Right now there's more supply than demand when it comes to lawyers who know their way around privacy and information security. But companies and firms have demonstrated a preference for lawyers brandishing certification, such as those from the globally focused International Association of Privacy Professionals.

That's one part of the reason the North Carolina State Bar recently became one of the first bar associations in the country to offer a certification in privacy and information security law.

The other part is the notion that with the absence of a federal privacy standard in America, attorneys looking to make a name for themselves could do well to focus on regulations governing their state of practice.

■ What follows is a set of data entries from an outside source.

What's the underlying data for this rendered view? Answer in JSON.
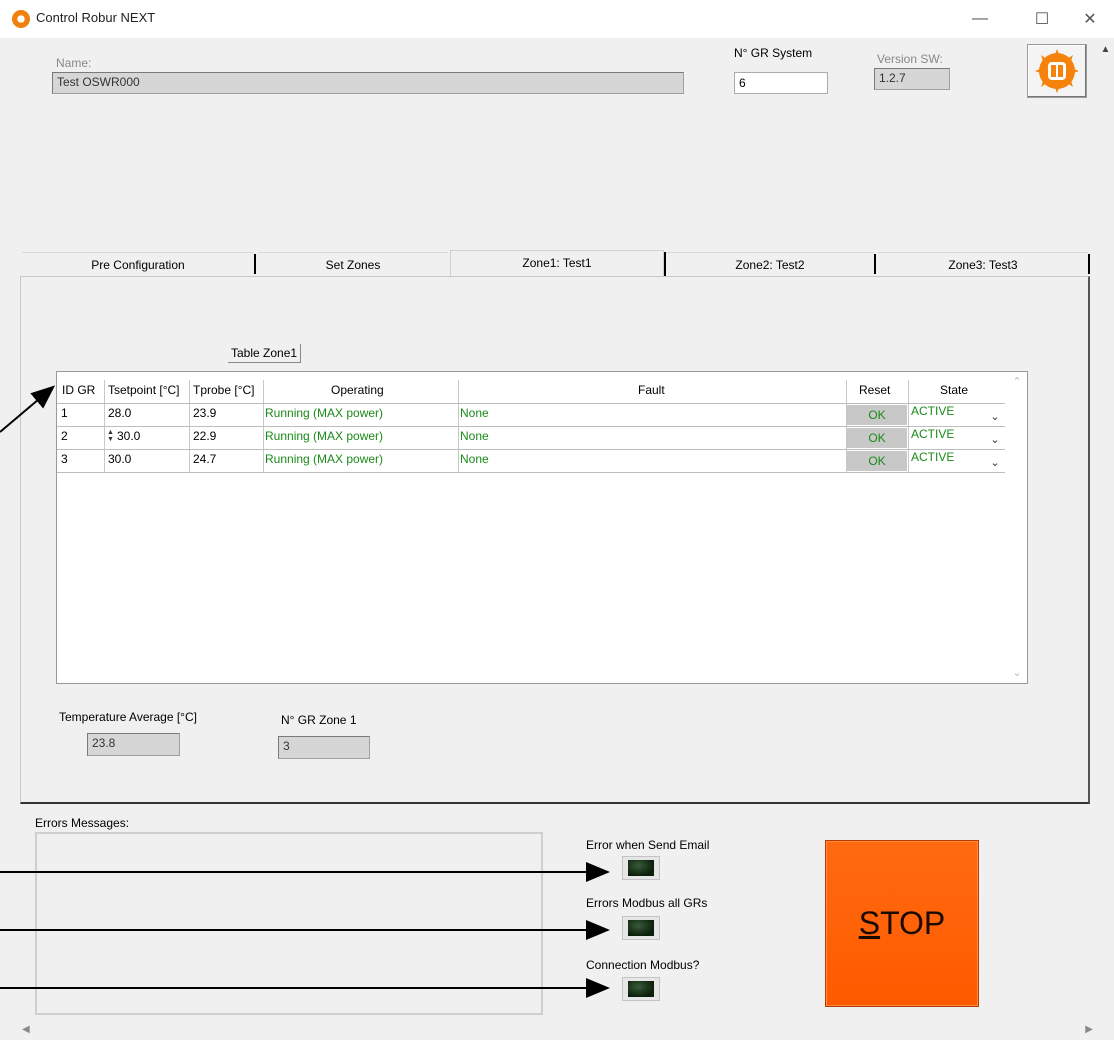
{
  "window": {
    "title": "Control Robur NEXT",
    "minimize": "—",
    "maximize": "☐",
    "close": "✕"
  },
  "header": {
    "name_label": "Name:",
    "name_value": "Test OSWR000",
    "gr_system_label": "N° GR System",
    "gr_system_value": "6",
    "version_label": "Version SW:",
    "version_value": "1.2.7"
  },
  "tabs": [
    {
      "label": "Pre Configuration"
    },
    {
      "label": "Set Zones"
    },
    {
      "label": "Zone1: Test1",
      "active": true
    },
    {
      "label": "Zone2: Test2"
    },
    {
      "label": "Zone3: Test3"
    }
  ],
  "zone": {
    "table_label": "Table Zone1",
    "columns": [
      "ID GR",
      "Tsetpoint [°C]",
      "Tprobe [°C]",
      "Operating",
      "Fault",
      "Reset",
      "State"
    ],
    "rows": [
      {
        "id": "1",
        "tset": "28.0",
        "tprobe": "23.9",
        "operating": "Running (MAX power)",
        "fault": "None",
        "reset": "OK",
        "state": "ACTIVE"
      },
      {
        "id": "2",
        "tset": "30.0",
        "tprobe": "22.9",
        "operating": "Running (MAX power)",
        "fault": "None",
        "reset": "OK",
        "state": "ACTIVE"
      },
      {
        "id": "3",
        "tset": "30.0",
        "tprobe": "24.7",
        "operating": "Running (MAX power)",
        "fault": "None",
        "reset": "OK",
        "state": "ACTIVE"
      }
    ],
    "temp_avg_label": "Temperature Average [°C]",
    "temp_avg_value": "23.8",
    "gr_zone_label": "N° GR Zone 1",
    "gr_zone_value": "3"
  },
  "status": {
    "errors_label": "Errors Messages:",
    "email_error_label": "Error when Send Email",
    "modbus_errors_label": "Errors Modbus all GRs",
    "modbus_conn_label": "Connection Modbus?"
  },
  "stop": {
    "rest": "TOP",
    "underline_letter": "S"
  },
  "colors": {
    "stop": "#ff5a00",
    "ok_text": "#1a8a1a",
    "led_off": "#0b200b"
  }
}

“Understanding federal law or the general trend among states is important and that is a component of our criteria in North Carolina because we require that people pass that Certified Information Privacy Professional, U.S. exam,” said Matt Cordell, chair of the North Carolina State Bar's privacy and information specialization committee. “But if you don't know the nuances in your state you probably shouldn't be holding yourself out as a specialist in that state.”

North Carolina's specialization requires that applicants have averaged at least 300 hours of practice a year in the privacy and information security field, so it's definitely not a “privacy for novices “ course. Instead Cordell is hoping to attract attorneys who are looking to distinguish themselves from the competition.

Applicants have to complete a rigorous two-part exam that features every statute and law related to privacy and information security that Cordell and his committee could find, especially those in North Carolina. He expects to see the certification become more popular as domestic law firms start to feel the pinch to become full-service agencies and attempt to catch up with the more robust operations already established in Europe.

“The practice area keeps growing. It seems like every month I get an email alert from one of the law firms, whether it's state or regional or national law firms,” Cordell said.

TRU Staffing Partners, a contract staffing and executive placement firm operating in New York City, just recently expanded its cybersecurity and e-discovery focus to include privacy.

Founder and CEO Jared Coseglia expects that 2019 will see a hiring surge in positions such as privacy programming managers, senior associates, privacy consultants and privacy coordinators for corporations. He thinks that there could not be a better time for attorneys looking to transition into the field.

“Within the four months we've probably picked up to 50 privacy attorney positions at the senior associate and partner level. Those positions are very difficult to fill specifically because there's not the breadth of talent available and a lot of that talent has grown up inside corporations, which doesn't necessarily have the same skillset that's needed for law firms,” Coseglia said.

He doesn't expect for their to be a unified federal privacy standard in America anytime soon, further increasing the burden on job-seeking lawyers who have to become familiar with a patchwork of different state regulations. That's where Cordell expects other state bar associations to follow North Carolina's lead.

“I think other states may follow that course. They may decide that it's worthwhile to have a specialization that includes a component of state law distinctions,” Cordell said.